Here stood a wife, shuddering with dread of war,
Yet piling, as she wept, her husband's arms
Before his feet. There little children brought
To a father his war-gear with eager haste;
And now his heart was wrung to hear their sobs,
And now he smiled on those small ministers,
And stronger waxed his heart's resolve to fight
To the last gasp for these, the near and dear.
Yonder again, with hands that had not lost
Old cunning, a grey father for the fray
Girded a son, and murmured once and again:
"Dear boy, yield thou to no man in the war!"
And showed his son the old scars on his breast,
Proud memories of fights fought long ago.
So when they all stood mailed in battle-gear,
Forth of the gates they poured all eager-souled
For war. Against the chariots of the Greeks
Their chariots charged; their ranks of footmen pressed
To meet the footmen of the foe. The earth
Rang to the tramp of onset; pealed the cheer
From man to man; swift closed the fronts of war.
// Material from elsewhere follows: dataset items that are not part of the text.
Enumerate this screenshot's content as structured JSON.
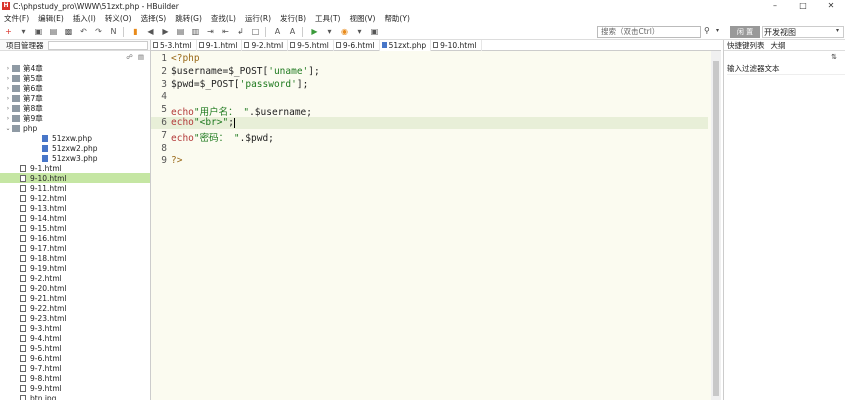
{
  "window": {
    "app_icon": "H",
    "title": "C:\\phpstudy_pro\\WWW\\51zxt.php  -  HBuilder",
    "controls": [
      "–",
      "□",
      "✕"
    ]
  },
  "menu": [
    "文件(F)",
    "编辑(E)",
    "插入(I)",
    "转义(O)",
    "选择(S)",
    "跳转(G)",
    "查找(L)",
    "运行(R)",
    "发行(B)",
    "工具(T)",
    "视图(V)",
    "帮助(Y)"
  ],
  "toolbar": {
    "search_placeholder": "搜索（双击Ctrl）",
    "view_toggle": "闲 置",
    "view_label": "开发视图"
  },
  "sidebar": {
    "title": "项目管理器",
    "items": [
      {
        "label": "第4章",
        "level": 0,
        "type": "folder",
        "twisty": ">"
      },
      {
        "label": "第5章",
        "level": 0,
        "type": "folder",
        "twisty": ">"
      },
      {
        "label": "第6章",
        "level": 0,
        "type": "folder",
        "twisty": ">"
      },
      {
        "label": "第7章",
        "level": 0,
        "type": "folder",
        "twisty": ">"
      },
      {
        "label": "第8章",
        "level": 0,
        "type": "folder",
        "twisty": ">"
      },
      {
        "label": "第9章",
        "level": 0,
        "type": "folder",
        "twisty": ">"
      },
      {
        "label": "php",
        "level": 0,
        "type": "folder",
        "twisty": "v"
      },
      {
        "label": "51zxw.php",
        "level": 1,
        "type": "php"
      },
      {
        "label": "51zxw2.php",
        "level": 1,
        "type": "php"
      },
      {
        "label": "51zxw3.php",
        "level": 1,
        "type": "php"
      },
      {
        "label": "9-1.html",
        "level": 0,
        "type": "file"
      },
      {
        "label": "9-10.html",
        "level": 0,
        "type": "file",
        "selected": true
      },
      {
        "label": "9-11.html",
        "level": 0,
        "type": "file"
      },
      {
        "label": "9-12.html",
        "level": 0,
        "type": "file"
      },
      {
        "label": "9-13.html",
        "level": 0,
        "type": "file"
      },
      {
        "label": "9-14.html",
        "level": 0,
        "type": "file"
      },
      {
        "label": "9-15.html",
        "level": 0,
        "type": "file"
      },
      {
        "label": "9-16.html",
        "level": 0,
        "type": "file"
      },
      {
        "label": "9-17.html",
        "level": 0,
        "type": "file"
      },
      {
        "label": "9-18.html",
        "level": 0,
        "type": "file"
      },
      {
        "label": "9-19.html",
        "level": 0,
        "type": "file"
      },
      {
        "label": "9-2.html",
        "level": 0,
        "type": "file"
      },
      {
        "label": "9-20.html",
        "level": 0,
        "type": "file"
      },
      {
        "label": "9-21.html",
        "level": 0,
        "type": "file"
      },
      {
        "label": "9-22.html",
        "level": 0,
        "type": "file"
      },
      {
        "label": "9-23.html",
        "level": 0,
        "type": "file"
      },
      {
        "label": "9-3.html",
        "level": 0,
        "type": "file"
      },
      {
        "label": "9-4.html",
        "level": 0,
        "type": "file"
      },
      {
        "label": "9-5.html",
        "level": 0,
        "type": "file"
      },
      {
        "label": "9-6.html",
        "level": 0,
        "type": "file"
      },
      {
        "label": "9-7.html",
        "level": 0,
        "type": "file"
      },
      {
        "label": "9-8.html",
        "level": 0,
        "type": "file"
      },
      {
        "label": "9-9.html",
        "level": 0,
        "type": "file"
      },
      {
        "label": "btn.jpg",
        "level": 0,
        "type": "file"
      }
    ]
  },
  "tabs": [
    {
      "label": "5-3.html",
      "type": "file"
    },
    {
      "label": "9-1.html",
      "type": "file"
    },
    {
      "label": "9-2.html",
      "type": "file"
    },
    {
      "label": "9-5.html",
      "type": "file"
    },
    {
      "label": "9-6.html",
      "type": "file"
    },
    {
      "label": "51zxt.php",
      "type": "php",
      "active": true
    },
    {
      "label": "9-10.html",
      "type": "file"
    }
  ],
  "editor": {
    "lines": [
      {
        "n": "1",
        "segments": [
          {
            "t": "<?php",
            "c": "tag"
          }
        ]
      },
      {
        "n": "2",
        "segments": [
          {
            "t": "$username=$_POST[",
            "c": ""
          },
          {
            "t": "'uname'",
            "c": "str"
          },
          {
            "t": "];",
            "c": ""
          }
        ]
      },
      {
        "n": "3",
        "segments": [
          {
            "t": "$pwd=$_POST[",
            "c": ""
          },
          {
            "t": "'password'",
            "c": "str"
          },
          {
            "t": "];",
            "c": ""
          }
        ]
      },
      {
        "n": "4",
        "segments": []
      },
      {
        "n": "5",
        "segments": [
          {
            "t": "echo",
            "c": "kw"
          },
          {
            "t": "\"用户名： \"",
            "c": "str"
          },
          {
            "t": ".$username;",
            "c": ""
          }
        ]
      },
      {
        "n": "6",
        "segments": [
          {
            "t": "echo",
            "c": "kw"
          },
          {
            "t": "\"<br>\"",
            "c": "str"
          },
          {
            "t": ";",
            "c": ""
          }
        ],
        "cursor": true
      },
      {
        "n": "7",
        "segments": [
          {
            "t": "echo",
            "c": "kw"
          },
          {
            "t": "\"密码： \"",
            "c": "str"
          },
          {
            "t": ".$pwd;",
            "c": ""
          }
        ]
      },
      {
        "n": "8",
        "segments": []
      },
      {
        "n": "9",
        "segments": [
          {
            "t": "?>",
            "c": "tag"
          }
        ]
      }
    ]
  },
  "right_panel": {
    "tabs": [
      "快捷键列表",
      "大纲"
    ],
    "filter_label": "输入过滤器文本",
    "sort_icon": "⇅"
  }
}
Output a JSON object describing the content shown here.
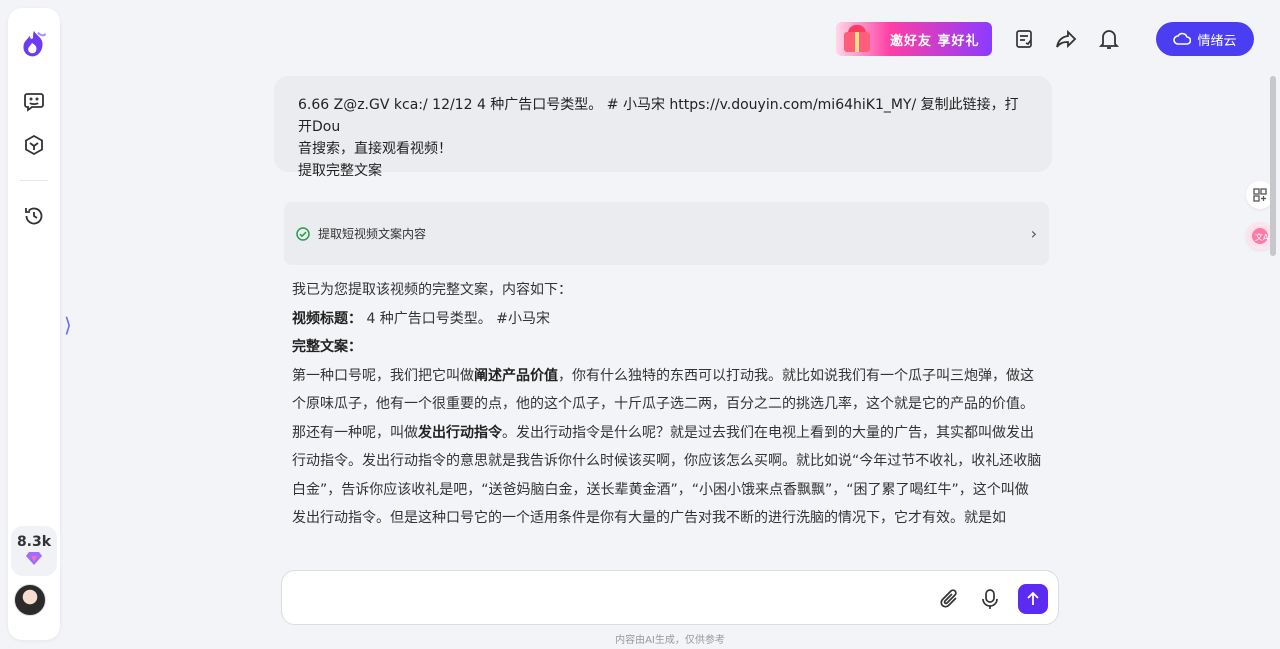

Loud clashed their arms all round; from either side
War-cries were mingled in one awful roar
Swift-winged full many a dart and arrow flew
From host to host; loud clanged the smitten shields
'Neath thrusting spears. neath javelin-point and
Men hewed with battle-axes lightening down;
Crimson the armour ran with blood of men.
And all this while Troy's wives and daughters watched
From high walls that grim battle of the strong.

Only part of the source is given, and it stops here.